It produces over 10% of the world’s coffee
Falling just behind Brazil in coffee production, Colombia’s 2.2 million acres of highlands make it a coffee growing paradise and a haven for rural and agricultural tourism. In Colombia, coffee is more than just coffee—it’s a way of life and the livelihood of more than 500,000 growers. There are festivals, fairs, crafts and cuisine that all speak to the strength of coffee heritage and folklore. Savouring a cup (or many) of their smooth, famous blends at one of the many coffee farms is an absolutely must. Many coffee farms also offer accommodations to round out the experience with hiking, mountain biking, horseback riding and more.
It’s home to the world’s biggest salsa festival
Over 5,000 dancers reign over the passion-filled city of Cali during the World Salsa Festival held in Colombia every August.

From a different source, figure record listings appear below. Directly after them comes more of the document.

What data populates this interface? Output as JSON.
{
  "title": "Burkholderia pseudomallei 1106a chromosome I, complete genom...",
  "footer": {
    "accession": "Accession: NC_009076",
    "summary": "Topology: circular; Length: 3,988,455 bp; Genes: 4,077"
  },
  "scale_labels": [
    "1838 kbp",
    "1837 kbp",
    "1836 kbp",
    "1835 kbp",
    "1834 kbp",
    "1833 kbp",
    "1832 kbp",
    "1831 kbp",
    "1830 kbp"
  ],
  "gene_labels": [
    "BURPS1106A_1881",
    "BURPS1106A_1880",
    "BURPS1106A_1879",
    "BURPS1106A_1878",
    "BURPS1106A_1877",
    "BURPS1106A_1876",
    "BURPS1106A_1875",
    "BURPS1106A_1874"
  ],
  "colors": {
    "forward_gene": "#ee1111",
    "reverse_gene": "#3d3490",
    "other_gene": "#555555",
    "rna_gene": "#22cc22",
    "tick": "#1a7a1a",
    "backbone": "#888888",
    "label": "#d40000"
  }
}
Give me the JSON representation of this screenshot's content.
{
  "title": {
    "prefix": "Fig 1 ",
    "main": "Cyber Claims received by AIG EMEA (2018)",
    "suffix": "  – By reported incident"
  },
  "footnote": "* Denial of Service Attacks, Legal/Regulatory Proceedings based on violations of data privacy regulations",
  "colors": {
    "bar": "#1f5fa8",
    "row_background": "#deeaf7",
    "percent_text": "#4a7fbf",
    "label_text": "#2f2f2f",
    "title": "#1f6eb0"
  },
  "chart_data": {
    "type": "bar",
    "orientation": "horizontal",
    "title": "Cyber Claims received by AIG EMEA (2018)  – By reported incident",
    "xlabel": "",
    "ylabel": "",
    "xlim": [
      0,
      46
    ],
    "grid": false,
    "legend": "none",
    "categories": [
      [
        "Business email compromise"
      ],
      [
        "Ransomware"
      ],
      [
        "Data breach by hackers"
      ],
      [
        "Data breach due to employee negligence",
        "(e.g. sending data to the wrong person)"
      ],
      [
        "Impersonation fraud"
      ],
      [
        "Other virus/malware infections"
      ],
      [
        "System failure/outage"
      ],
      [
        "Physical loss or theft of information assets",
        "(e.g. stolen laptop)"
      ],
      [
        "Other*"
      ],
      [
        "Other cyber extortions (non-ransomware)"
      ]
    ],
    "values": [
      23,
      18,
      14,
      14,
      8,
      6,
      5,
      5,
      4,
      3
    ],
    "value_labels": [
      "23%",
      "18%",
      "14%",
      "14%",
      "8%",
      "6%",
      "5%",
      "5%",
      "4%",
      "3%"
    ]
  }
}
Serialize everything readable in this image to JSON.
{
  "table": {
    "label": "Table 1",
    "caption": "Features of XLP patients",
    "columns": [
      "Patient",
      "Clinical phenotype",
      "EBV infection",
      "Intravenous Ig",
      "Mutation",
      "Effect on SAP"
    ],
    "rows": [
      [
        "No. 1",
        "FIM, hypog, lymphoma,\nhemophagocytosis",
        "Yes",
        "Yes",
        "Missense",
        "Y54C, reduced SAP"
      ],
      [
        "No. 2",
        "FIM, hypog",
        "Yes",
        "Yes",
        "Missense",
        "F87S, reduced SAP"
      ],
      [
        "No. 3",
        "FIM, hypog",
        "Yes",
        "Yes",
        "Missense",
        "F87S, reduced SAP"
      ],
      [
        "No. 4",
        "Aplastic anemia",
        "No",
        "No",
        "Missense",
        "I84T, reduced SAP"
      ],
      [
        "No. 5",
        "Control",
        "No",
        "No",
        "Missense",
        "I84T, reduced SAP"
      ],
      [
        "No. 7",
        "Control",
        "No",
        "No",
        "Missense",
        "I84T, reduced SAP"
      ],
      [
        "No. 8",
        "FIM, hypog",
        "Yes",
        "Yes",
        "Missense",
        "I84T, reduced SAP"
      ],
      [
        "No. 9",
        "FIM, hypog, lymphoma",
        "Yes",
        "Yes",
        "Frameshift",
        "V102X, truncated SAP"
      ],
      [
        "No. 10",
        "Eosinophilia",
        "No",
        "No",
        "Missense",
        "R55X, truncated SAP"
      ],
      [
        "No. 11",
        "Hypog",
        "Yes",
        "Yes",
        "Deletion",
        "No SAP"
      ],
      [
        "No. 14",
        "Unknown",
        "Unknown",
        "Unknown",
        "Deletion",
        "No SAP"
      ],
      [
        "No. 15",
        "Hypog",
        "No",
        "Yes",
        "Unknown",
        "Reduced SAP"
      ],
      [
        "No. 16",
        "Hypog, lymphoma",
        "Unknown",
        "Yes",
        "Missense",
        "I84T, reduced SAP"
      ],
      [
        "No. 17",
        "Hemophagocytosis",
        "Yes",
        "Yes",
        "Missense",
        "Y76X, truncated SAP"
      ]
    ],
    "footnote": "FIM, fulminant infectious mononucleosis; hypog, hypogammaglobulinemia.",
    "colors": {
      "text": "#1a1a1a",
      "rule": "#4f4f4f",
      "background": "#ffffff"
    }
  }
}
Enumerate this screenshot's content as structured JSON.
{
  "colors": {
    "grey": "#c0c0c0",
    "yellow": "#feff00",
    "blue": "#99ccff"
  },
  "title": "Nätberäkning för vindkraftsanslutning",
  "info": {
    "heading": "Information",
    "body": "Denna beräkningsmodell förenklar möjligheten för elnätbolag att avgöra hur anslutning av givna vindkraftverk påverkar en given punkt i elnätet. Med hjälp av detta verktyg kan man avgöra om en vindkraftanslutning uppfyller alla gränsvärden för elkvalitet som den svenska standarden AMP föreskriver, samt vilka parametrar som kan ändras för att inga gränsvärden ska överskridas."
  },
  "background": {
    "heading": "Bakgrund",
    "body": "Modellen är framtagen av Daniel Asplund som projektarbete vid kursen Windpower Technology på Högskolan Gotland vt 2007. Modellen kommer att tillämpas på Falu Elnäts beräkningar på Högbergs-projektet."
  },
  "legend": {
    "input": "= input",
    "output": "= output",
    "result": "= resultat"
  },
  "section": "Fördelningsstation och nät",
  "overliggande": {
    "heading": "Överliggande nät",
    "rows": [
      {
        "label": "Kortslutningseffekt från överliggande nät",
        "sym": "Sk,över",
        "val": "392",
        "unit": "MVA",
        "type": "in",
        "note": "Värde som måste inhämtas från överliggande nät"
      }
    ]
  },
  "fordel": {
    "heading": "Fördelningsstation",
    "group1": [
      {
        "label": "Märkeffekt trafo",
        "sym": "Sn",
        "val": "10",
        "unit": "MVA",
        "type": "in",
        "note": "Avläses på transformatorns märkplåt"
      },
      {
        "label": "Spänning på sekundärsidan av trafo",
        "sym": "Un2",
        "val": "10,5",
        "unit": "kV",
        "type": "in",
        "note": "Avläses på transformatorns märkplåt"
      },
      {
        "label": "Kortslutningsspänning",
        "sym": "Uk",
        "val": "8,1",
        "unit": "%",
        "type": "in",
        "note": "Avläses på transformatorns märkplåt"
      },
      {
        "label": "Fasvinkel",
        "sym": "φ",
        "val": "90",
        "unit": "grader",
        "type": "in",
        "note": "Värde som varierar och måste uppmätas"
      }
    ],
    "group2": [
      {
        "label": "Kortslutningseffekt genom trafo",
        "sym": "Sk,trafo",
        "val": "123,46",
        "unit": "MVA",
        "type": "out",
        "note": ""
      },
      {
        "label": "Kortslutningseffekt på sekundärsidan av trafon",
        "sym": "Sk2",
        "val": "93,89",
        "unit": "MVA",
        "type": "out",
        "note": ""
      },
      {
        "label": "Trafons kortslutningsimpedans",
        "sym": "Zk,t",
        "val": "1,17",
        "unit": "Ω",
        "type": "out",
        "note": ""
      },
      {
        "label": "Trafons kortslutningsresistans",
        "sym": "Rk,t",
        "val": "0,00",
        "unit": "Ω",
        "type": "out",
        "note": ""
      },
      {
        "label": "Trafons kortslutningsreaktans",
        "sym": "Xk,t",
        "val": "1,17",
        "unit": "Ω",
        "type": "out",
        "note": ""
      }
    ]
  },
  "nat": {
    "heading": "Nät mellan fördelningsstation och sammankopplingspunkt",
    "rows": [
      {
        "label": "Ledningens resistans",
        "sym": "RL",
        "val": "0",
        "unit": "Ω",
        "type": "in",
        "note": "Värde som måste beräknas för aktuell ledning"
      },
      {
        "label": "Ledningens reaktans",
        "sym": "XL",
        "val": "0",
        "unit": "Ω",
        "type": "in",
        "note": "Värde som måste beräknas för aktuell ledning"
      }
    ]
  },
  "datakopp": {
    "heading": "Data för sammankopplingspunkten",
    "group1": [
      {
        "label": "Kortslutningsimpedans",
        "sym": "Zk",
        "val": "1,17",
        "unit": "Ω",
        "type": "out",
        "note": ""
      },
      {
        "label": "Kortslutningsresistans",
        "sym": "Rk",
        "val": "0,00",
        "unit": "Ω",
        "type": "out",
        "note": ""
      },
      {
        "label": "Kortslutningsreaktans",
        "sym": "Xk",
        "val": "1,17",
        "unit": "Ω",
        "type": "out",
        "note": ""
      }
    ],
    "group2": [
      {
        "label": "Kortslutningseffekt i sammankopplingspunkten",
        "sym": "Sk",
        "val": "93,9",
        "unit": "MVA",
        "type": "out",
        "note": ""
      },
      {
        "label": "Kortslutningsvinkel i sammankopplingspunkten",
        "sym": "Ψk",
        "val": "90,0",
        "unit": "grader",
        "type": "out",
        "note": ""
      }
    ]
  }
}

There are dance workshops and opportunities to chat with champion dancers in addition to the entrancing concerts put on by Cali’s world famous performers. Other notable festivals in Colombia include the International Film Festival in Cartagena (the oldest of its kind in Latin America) and the Manizales Fair—a seven-day National Cultural Heritage event that celebrates the Colombian coffee culture.
It has the world’s biggest collection of gold
There are a range of museums that display a host of noteworthy collections all over the country, and the city of Cartagena has been declared a UNESCO World Heritage Site—only a couple of the markers that distinguish Colombia as an incredibly rich cultural destination. One of the most notable museums is the Gold Museum in Bogota which houses nearly 34,000 pieces of gold, many of which belong to pre-Columbian cultures.
It’s home to the first UNESCO city of gastronomy
Regional diversity, sweeping geography and multiculturalism come together to craft an incredible gastronomic scene in Colombia. Famous dishes range across the country and some of Colombia’s more popular dishes include sancocho (a firewood-cooked stew made from varying ingredients), arepas (ground maize flatbread) and flavoured shaved ice. In 2005, the town of Popayán was named the first ever UNESCO city of gastronomy to celebrate its effortless fusion of Spanish and indigenous influences in its rich traditional dishes.